This notebook collects all the game ID's from the Steam Web API: https://steamcommunity.com/dev and additional informattion from the Storefront API: https://wiki.teamfortress.com/wiki/User:RJackson/StorefrontAPI.
Then 

In [15]:
import json
from urllib.request import urlopen
import pandas as pd
import os
from tqdm.notebook import tqdm
import numpy as np
import time

# variable
num_apps = 2000 # number of reviews to scrape, if 0 all reviews will be scraped
# 5 minute bucket for 200 Requests, 100000 per day

all_games_url = "https://api.steampowered.com/ISteamApps/GetAppList/v2/"
review_url = "https://store.steampowered.com/appreviews/"
app_details_url = "https://store.steampowered.com/api/appdetails?appids="

In [16]:
# get all app ID
with urlopen(all_games_url) as url:
    apps = pd.json_normalize(json.load(url)["applist"], record_path =['apps'])

# pre-clean empty names
apps = apps.drop(apps[apps.name == ""].index)

# check if all should be scraped
if num_apps == 0: num_apps = len(apps)

# if data file not  exists 
if not os.path.exists("raw_data.csv"):
    
    # initialize empty one
    df = pd.DataFrame()

else: 
    # read out    
    df = pd.read_csv('raw_data.csv', index_col=0, low_memory=False)
    
    # select all new apps
    apps = apps.drop(apps[apps.appid.isin(df.appid)].index)
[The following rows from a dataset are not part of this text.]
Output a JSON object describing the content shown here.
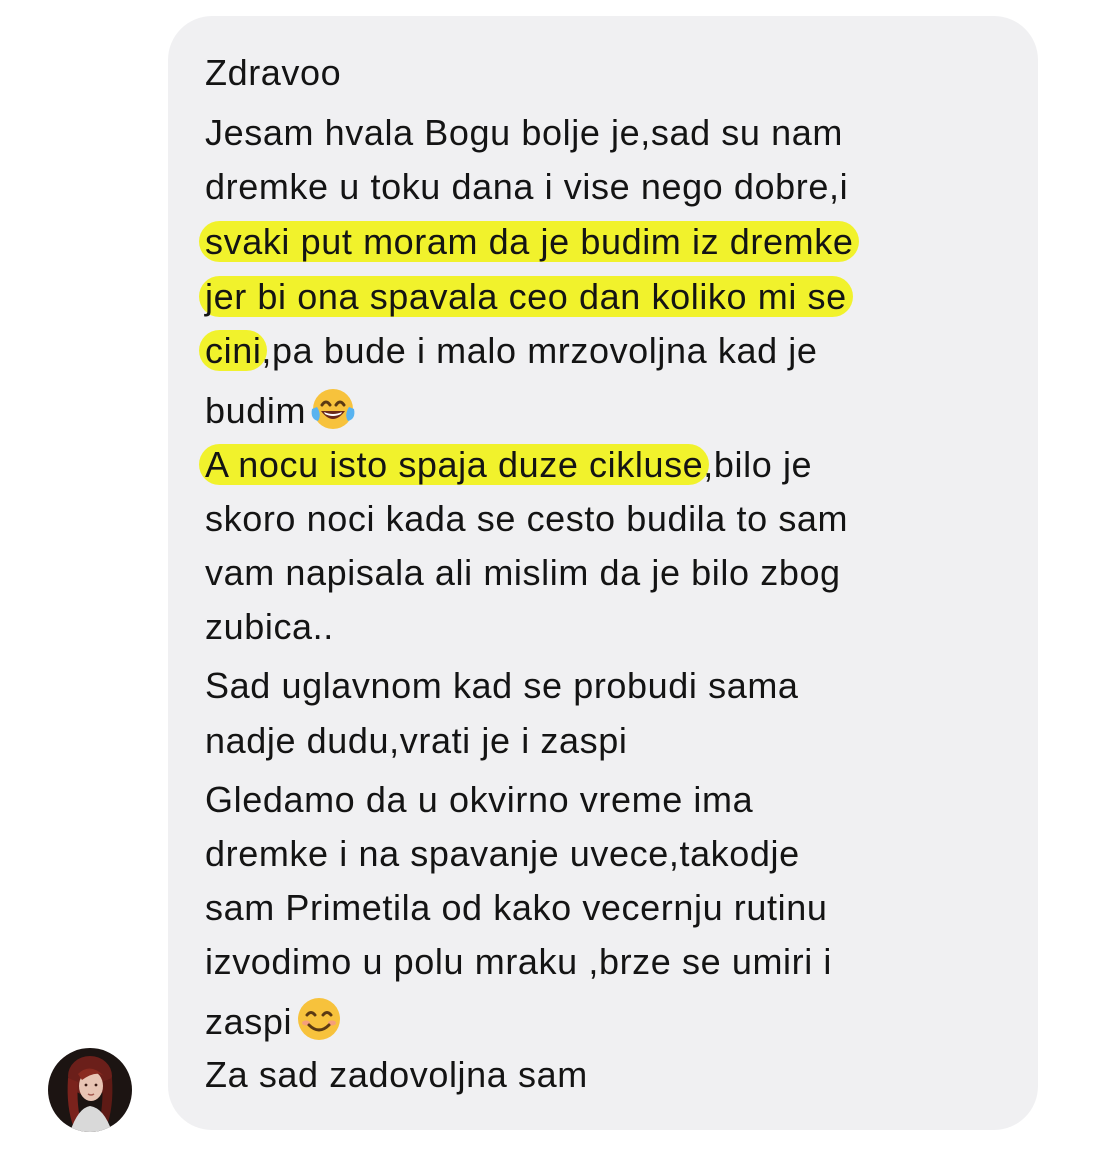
{
  "message": {
    "lines": [
      {
        "before": "Zdravoo",
        "highlight": "",
        "after": ""
      },
      {
        "before": "Jesam hvala  Bogu bolje je,sad su nam",
        "highlight": "",
        "after": ""
      },
      {
        "before": "dremke u toku dana i vise nego dobre,i",
        "highlight": "",
        "after": ""
      },
      {
        "before": "",
        "highlight": "svaki put moram da je budim iz dremke",
        "after": ""
      },
      {
        "before": "",
        "highlight": "jer bi ona spavala ceo dan koliko mi se",
        "after": ""
      },
      {
        "before": "",
        "highlight": "cini",
        "after": ",pa bude i malo mrzovoljna kad je"
      },
      {
        "before": "budim",
        "highlight": "",
        "after": "",
        "emoji": "laughing-tears-emoji"
      },
      {
        "before": "",
        "highlight": "A nocu isto spaja duze cikluse",
        "after": ",bilo je"
      },
      {
        "before": "skoro noci kada se cesto budila to sam",
        "highlight": "",
        "after": ""
      },
      {
        "before": "vam napisala ali mislim da je bilo zbog",
        "highlight": "",
        "after": ""
      },
      {
        "before": "zubica..",
        "highlight": "",
        "after": ""
      },
      {
        "before": "Sad uglavnom kad se probudi sama",
        "highlight": "",
        "after": ""
      },
      {
        "before": "nadje dudu,vrati je i zaspi",
        "highlight": "",
        "after": ""
      },
      {
        "before": "Gledamo da u okvirno vreme ima",
        "highlight": "",
        "after": ""
      },
      {
        "before": "dremke i na spavanje uvece,takodje",
        "highlight": "",
        "after": ""
      },
      {
        "before": "sam Primetila od kako vecernju rutinu",
        "highlight": "",
        "after": ""
      },
      {
        "before": "izvodimo u polu mraku ,brze se umiri i",
        "highlight": "",
        "after": ""
      },
      {
        "before": "zaspi",
        "highlight": "",
        "after": "",
        "emoji": "smiling-face-emoji"
      },
      {
        "before": "Za sad zadovoljna sam",
        "highlight": "",
        "after": ""
      }
    ]
  },
  "colors": {
    "bubble_background": "#f0f0f2",
    "highlight": "#f1f22c",
    "text": "#141414"
  },
  "avatar": {
    "icon": "user-avatar"
  }
}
# select random num_apps of all apps
apps = apps.sample(frac=1).head(num_apps)

reviews = pd.DataFrame()
details = pd.DataFrame()

# iterate through the appids
for i, appid in enumerate(tqdm(apps.appid)):

    # every 200 API calls wait 5 minutes to reset the bucket
    if i%200 == 0 and i != 0:
        time.sleep(300)
    
    # create specific detail url
    with urlopen(app_details_url + str(appid)) as url:
        
        # collect details
        app_details = json.load(url)[str(appid)]
        
        # if api call was successfull
        if app_details["success"]:
            
            # concat to details frame
            details = pd.concat([details, pd.DataFrame([app_details["data"]])])
            
            # create specific review url
            with urlopen(review_url + str(appid) + "?json=1") as url:
                
                # concat to reviews frame
                reviews = pd.concat([reviews, pd.DataFrame([json.load(url)['query_summary']])])
        
        else:
            # if detail call were not successfull delete row in app df
            apps = apps.drop(apps[apps.appid == appid].index) 

# concate new data together and append to old data
df = pd.concat([df, 
                pd.concat([apps.reset_index(drop=True), 
                reviews.reset_index(drop=True),
                details.drop(["steam_appid", "name"], axis = 1).reset_index(drop=True)],
                    axis = 1)], ignore_index = True)

# overwrite csv
df.to_csv('raw_data.csv')
df.sample(1000).to_csv('raw_data_small.csv')


  0%|          | 0/2000 [00:00<?, ?it/s]